In talking with the people involved in portraying roles in the yearly replay, Olive gets a good cross-section of comments and first-person narratives regarding experiences with racism and how it affects everyone. Some of the participants had relatives who were murdered and others had relatives who did the murdering. One re-enactor describes seeing her first lynching at three years old as her father and his Klansman friends brought her to their crime. "A lot of wives didn't know how to deal with their husbands," she says, explaining why her mother went along with this idea. Green highlights the viciousness of the crime and how, again echoing Ifill's words, that the brutality sent a message to "uppity" folks who needed reminders of their place.

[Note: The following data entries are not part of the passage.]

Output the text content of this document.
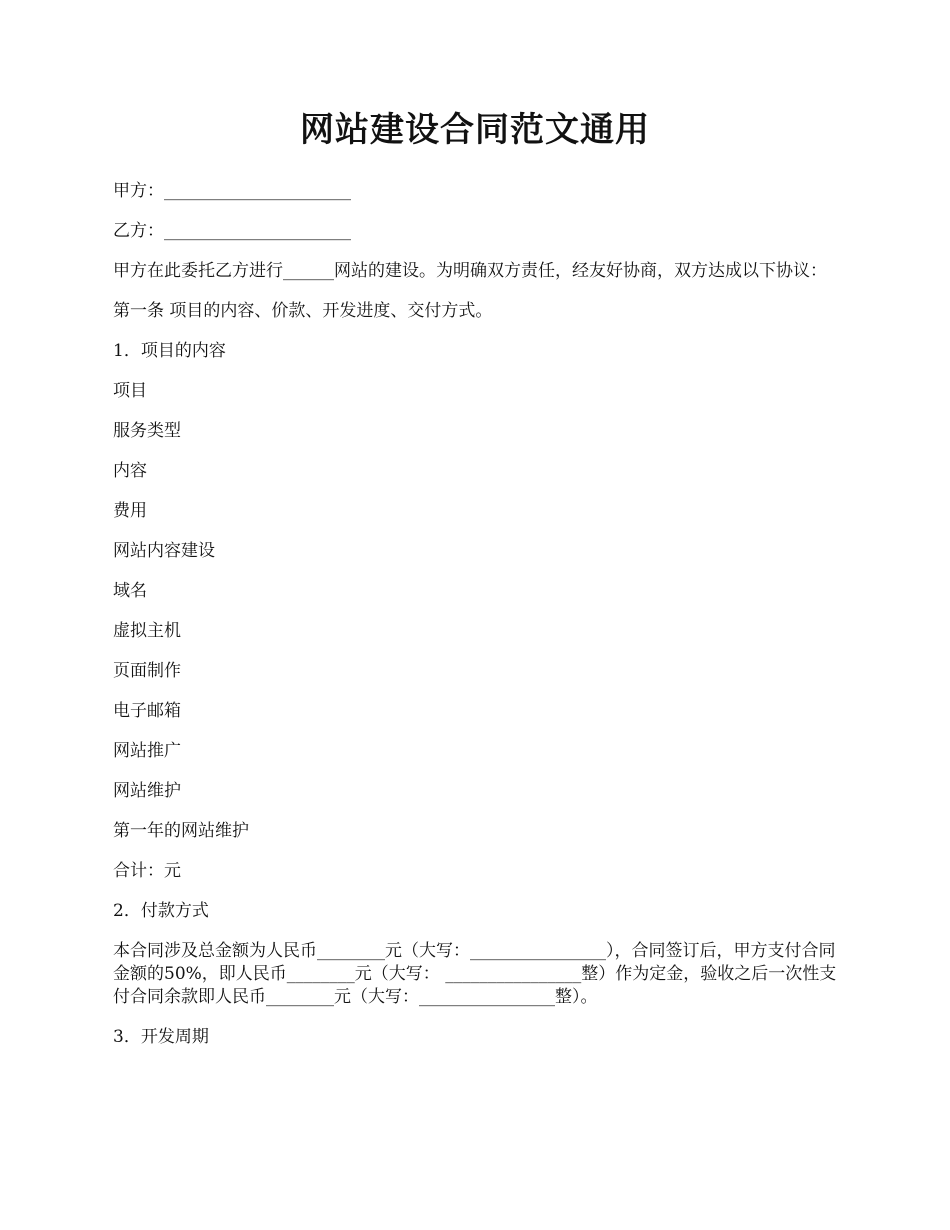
网站建设合同范文通用

甲方：______________________

乙方：______________________

甲方在此委托乙方进行______网站的建设。为明确双方责任，经友好协商，双方达成以下协议：

第一条 项目的内容、价款、开发进度、交付方式。

1．项目的内容

项目

服务类型

内容

费用

网站内容建设

域名

虚拟主机

页面制作

电子邮箱

网站推广

网站维护

第一年的网站维护

合计：元

2．付款方式

本合同涉及总金额为人民币________元（大写：________________），合同签订后，甲方支付合同金额的50%，即人民币________元（大写： ________________整）作为定金，验收之后一次性支付合同余款即人民币________元（大写：________________整）。

3．开发周期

Olive gives us several views of the re-enactment, and even though it is fake, it is excruciating to watch. There is fake blood and multiple gunshots. One of the victims is pregnant and suffers the worst fate imaginable. I consider myself a hardened, even cynical viewer of staged violence and yet I was shaken. Olive cuts to the pained reactions of audience members of all races, among them little Black children. I was initially shocked that someone would bring their kids to something this violent, then I realized that this was a juxtaposition of actual lynching pictures where KKK members brought their kids along for reasons that ran counter to why people brought their kids to the staged event.
"Always in Season" slowly and meticulously ties these events to its current story of the Lacy family's quest for answers and why they don't believe Lennon Lacy killed himself. The primary reasons for lynching, according to Ifill and the Equal Justice Initiative's Bryan Stephenson, is a belief there had been some romantic or sexual intention or interaction between the victim and a White woman. We later meet Michelle Brimhall, Lennon's White 32-year old ex-girlfriend, whose relationship with the deceased was looked down upon by the parents of one of his friends. We are told by Lennon's older brother that the police held Lennon's body for three days without offering any answers to the family. "The police department was closed," he says incredulously. And we learn that forensics evidence may not have been collected. By all accounts, Lennon was distraught over his breakup and the death of his beloved uncle, but he was also excited to play in the big game scheduled for the day after his death. Lennon was part of an interracial trio of inseparable friends, and even they seem to suspect something's amiss.
By virtue of its subject, "Always in Season" is going to be a very hard sit for many, but this film should be seen. It is an unflinching look at how the racial sins of the past flow through the arteries of the present day. Since the Lacy investigation started, there have been 20 Black men who were found hanged in a public place. These were all quickly deemed suicides without much investigation, if any. So, suspicion is easily understandable and not without precedent. Some of the people involved in the Monroe crime may still be alive, but nobody's talking. If Lennon Lacy's death is indeed homicide, the killers still walk amongst his relatives—and nobody's talking. When asked by Olive why people in Monroe needed to see that yearly replay, an actress says "because it's history." It shouldn't be buried. As Faulkner wrote, "The past is never dead. It's not even past."